Leaving this issue aside, immediately afterwards, at the suggestion of Chen Qimei of the League, the provincial deputies decided to elect Huang Xing as generalissimo and Li Yuanhong as deputy marshal, and the generalissimo was responsible for organizing the provisional government. Of course, the representatives of the League have no opinion on Chen Qimei's proposal, what is the purpose of their revolutionary party being born and dying and desperately fighting, isn't it just for the leadership of the revolution? But the representative of the alliance has no opinion, that doesn't mean that others have no opinion, not to mention that Li Yuanhong has not had time to say that the constitutionalist soldiers in Jiangsu and Zhejiang immediately attacked Huang Xingqun, what is Huang Xing, in addition to being famous, what else can he do? Without mentioning the defeats in the early years, let's just say that the first Hankou and then Hanyang a few days ago, why should he be the generalissimo?
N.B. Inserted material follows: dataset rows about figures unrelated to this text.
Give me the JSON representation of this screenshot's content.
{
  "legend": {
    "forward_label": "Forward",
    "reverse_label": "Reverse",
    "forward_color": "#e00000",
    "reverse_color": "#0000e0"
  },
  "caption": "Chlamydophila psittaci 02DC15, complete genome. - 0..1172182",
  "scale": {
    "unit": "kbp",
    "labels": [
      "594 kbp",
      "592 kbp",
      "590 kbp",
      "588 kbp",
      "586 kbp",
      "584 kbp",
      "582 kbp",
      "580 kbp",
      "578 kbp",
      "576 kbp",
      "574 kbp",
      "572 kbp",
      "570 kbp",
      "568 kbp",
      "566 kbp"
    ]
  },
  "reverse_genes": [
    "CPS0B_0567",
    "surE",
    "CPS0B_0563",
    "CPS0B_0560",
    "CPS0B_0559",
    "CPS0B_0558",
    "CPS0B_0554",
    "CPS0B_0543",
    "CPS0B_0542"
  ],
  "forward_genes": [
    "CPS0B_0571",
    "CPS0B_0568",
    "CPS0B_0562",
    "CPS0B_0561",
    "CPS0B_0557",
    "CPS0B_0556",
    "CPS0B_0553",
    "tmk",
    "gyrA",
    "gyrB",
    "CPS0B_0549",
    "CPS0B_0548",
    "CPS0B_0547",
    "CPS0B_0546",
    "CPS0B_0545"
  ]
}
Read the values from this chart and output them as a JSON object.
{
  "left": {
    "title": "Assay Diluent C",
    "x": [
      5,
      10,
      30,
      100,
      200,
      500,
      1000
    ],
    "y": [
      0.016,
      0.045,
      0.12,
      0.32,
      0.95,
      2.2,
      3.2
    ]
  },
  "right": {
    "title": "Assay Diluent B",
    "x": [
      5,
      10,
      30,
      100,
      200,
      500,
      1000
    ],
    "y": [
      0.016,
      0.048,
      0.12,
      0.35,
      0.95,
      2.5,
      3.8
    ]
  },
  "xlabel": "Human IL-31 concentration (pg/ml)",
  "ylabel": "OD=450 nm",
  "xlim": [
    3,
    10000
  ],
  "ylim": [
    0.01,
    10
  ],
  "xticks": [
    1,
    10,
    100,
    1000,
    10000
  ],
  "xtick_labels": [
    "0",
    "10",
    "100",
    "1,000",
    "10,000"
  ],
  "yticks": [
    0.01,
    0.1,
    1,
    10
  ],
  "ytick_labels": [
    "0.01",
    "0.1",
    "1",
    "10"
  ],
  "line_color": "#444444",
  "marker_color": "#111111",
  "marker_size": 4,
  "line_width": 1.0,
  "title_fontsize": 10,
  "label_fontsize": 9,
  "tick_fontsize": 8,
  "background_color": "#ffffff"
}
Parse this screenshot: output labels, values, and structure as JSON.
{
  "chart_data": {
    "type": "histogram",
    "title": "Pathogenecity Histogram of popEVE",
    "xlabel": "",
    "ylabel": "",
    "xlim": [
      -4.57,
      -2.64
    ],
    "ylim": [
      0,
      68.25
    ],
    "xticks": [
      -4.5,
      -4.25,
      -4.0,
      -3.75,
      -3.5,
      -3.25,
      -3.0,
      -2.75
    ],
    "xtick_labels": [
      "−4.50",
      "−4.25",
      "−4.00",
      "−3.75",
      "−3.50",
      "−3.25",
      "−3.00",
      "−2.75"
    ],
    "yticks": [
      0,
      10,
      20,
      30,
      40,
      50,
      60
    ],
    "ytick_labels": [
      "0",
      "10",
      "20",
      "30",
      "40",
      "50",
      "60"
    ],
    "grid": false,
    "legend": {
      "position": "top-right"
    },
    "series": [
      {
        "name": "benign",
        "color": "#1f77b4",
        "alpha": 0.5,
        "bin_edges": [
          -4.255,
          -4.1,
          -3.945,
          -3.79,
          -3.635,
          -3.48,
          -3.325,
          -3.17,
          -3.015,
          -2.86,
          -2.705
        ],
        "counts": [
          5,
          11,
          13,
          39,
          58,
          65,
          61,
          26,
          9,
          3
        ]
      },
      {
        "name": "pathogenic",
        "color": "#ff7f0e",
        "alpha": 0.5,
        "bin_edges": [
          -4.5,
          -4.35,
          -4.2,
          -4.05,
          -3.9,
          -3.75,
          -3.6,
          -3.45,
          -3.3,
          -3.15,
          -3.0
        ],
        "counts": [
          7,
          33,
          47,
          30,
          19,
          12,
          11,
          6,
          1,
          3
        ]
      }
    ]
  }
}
In this way, even if the representatives of the League are insisting, it is difficult to say anything, after all, the facts are there. In desperation, he had no choice but to elect Li Yuanhong as generalissimo and Huang Xing as deputy marshal, because Li Yuanhong was on the front line in Hubei, Huang Xing acted as generalissimo and rushed to Nanjing to organize the preparation of the provisional government. But at this time, Huang Xing was not happy, and he did not rush to Nanjing to take office on the pretext that Sun Yat-sen, the premier of the League, had not yet returned to China.